Say what you will about Congressman Charles Rangel’s fundraising ethics, when the issue is American lives on the battlefield, he speaks with authority — the authority lacking in all but a few of his Capitol Hill colleagues. A decorated veteran of the Korean War, he’s introduced a bill in the House to restore the military draft — actually reintroduced, since he’s put it before the Congress every session for the past decade — arguing, “If war is truly necessary, we must all come together to support and defend our nation. The 3.3 million military households have become a virtual military class, unfairly shouldering the brunt of war.”

You haven’t heard of Rangel’s draft bill? No mystery there. It’s because the chief warhawk of the House, Speaker John Boehner, hasn’t deigned to push it through committee and bring it to the floor for a vote. Why not? Because, for those millennials too young to remember, the draft was ended in 1973 because of demonstrations against an unpopular war — just as our current war in the Middle East, according to public opinion polls, is unpopular.

“It would take a lot of courage for people (in Congress) to vote on this,” said Rangel on introducing his latest draft bill. “We wouldn’t be in this mess we’re in if people knew their kids might be drafted.”

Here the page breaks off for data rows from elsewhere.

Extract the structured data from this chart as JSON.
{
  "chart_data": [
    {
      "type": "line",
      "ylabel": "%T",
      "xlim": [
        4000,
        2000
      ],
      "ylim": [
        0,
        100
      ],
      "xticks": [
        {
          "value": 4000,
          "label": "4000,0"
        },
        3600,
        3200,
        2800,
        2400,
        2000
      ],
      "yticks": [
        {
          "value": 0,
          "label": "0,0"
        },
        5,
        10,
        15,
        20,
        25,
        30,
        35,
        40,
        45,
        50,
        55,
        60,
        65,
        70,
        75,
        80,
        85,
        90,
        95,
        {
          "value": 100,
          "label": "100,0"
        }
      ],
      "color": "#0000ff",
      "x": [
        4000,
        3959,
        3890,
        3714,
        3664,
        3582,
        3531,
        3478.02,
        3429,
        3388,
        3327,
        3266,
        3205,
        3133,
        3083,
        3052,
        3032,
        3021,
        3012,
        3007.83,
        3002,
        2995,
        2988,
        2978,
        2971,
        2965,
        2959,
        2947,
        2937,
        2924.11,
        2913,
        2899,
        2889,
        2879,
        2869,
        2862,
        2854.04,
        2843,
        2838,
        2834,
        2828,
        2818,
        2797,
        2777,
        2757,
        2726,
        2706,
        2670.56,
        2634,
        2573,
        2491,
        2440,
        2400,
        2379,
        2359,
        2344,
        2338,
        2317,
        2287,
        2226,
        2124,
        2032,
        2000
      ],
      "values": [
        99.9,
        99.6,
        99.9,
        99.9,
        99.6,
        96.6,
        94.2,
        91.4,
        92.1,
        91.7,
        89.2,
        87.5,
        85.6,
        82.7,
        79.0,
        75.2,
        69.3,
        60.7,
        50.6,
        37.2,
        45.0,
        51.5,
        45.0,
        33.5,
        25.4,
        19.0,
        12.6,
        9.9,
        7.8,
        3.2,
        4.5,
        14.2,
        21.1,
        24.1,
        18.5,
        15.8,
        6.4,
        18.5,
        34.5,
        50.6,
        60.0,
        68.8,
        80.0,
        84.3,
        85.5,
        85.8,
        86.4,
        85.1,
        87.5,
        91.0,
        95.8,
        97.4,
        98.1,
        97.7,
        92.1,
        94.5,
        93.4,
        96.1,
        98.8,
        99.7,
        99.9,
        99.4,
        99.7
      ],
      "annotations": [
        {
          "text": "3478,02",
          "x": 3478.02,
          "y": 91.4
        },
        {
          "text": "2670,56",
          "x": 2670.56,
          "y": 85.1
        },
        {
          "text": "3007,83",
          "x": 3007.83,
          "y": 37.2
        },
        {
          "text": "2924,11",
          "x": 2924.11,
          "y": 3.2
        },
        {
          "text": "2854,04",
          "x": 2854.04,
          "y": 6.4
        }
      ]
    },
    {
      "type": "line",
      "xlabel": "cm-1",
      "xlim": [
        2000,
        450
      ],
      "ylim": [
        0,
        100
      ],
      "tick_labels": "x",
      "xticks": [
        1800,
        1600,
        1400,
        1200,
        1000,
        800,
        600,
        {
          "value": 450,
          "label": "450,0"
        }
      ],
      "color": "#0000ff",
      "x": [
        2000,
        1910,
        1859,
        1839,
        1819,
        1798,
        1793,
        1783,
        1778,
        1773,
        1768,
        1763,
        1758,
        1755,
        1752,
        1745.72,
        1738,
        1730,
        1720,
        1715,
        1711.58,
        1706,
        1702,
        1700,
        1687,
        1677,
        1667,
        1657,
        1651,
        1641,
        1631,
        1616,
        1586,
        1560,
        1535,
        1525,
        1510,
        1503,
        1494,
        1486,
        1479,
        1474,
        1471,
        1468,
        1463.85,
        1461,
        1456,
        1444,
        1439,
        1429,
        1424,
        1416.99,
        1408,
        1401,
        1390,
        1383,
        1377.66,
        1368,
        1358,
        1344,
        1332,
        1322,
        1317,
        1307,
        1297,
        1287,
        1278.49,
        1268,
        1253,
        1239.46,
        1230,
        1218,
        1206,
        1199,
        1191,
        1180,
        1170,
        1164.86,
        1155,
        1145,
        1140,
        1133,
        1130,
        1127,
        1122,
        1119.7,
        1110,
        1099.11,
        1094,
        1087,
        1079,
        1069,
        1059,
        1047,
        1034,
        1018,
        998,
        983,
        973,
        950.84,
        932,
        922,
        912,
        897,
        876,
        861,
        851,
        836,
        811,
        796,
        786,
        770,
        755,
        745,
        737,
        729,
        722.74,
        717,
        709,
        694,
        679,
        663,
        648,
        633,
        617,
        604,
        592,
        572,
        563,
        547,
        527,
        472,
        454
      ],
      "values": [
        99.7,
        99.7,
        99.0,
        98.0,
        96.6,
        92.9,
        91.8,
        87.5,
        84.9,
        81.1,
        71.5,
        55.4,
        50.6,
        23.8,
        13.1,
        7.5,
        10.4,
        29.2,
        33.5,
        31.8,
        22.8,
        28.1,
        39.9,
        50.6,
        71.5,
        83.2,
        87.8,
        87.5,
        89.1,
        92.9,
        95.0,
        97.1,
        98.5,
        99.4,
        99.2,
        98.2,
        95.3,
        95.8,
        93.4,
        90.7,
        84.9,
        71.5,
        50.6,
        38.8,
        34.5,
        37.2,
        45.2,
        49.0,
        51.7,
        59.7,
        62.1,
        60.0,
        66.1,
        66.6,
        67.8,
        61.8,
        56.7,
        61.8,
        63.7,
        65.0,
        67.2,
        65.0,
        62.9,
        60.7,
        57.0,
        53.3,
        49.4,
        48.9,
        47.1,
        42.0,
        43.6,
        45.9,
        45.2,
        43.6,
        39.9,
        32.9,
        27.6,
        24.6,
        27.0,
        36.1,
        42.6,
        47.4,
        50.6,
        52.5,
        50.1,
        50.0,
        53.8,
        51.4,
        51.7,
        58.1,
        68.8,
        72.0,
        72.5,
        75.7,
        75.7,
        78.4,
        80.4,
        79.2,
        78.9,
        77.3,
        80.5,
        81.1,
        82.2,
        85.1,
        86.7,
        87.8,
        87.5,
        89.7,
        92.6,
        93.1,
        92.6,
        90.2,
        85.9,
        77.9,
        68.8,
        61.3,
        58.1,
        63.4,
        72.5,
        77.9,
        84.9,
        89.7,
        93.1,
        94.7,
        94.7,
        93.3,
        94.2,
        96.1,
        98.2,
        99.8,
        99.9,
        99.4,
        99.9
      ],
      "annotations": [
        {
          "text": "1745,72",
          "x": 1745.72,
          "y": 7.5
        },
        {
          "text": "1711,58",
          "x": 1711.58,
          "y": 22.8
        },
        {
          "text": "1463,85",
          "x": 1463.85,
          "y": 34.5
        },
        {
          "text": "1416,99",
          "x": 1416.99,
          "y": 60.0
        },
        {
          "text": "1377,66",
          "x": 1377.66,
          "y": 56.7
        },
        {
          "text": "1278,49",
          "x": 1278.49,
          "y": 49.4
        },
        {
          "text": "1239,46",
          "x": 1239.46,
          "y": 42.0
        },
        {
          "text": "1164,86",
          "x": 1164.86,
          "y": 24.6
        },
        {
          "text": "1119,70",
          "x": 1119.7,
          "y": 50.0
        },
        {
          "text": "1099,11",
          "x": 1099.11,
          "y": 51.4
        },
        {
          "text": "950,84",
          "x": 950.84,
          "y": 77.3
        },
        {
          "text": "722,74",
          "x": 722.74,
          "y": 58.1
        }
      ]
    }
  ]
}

No we wouldn’t. But don’t expect the boots-on-the-ground brigade — would-be commanders-in-chief like Marco Rubio or Lindsey Graham — to admit it. They’re too busy, between campaign fundraisers, picking up on Liam Neeson lines or chasing down Super Glue to hold the world together.

Sound bite to remember

“They say women talk too much. If you have worked in Congress you know that the filibuster was invented by men.”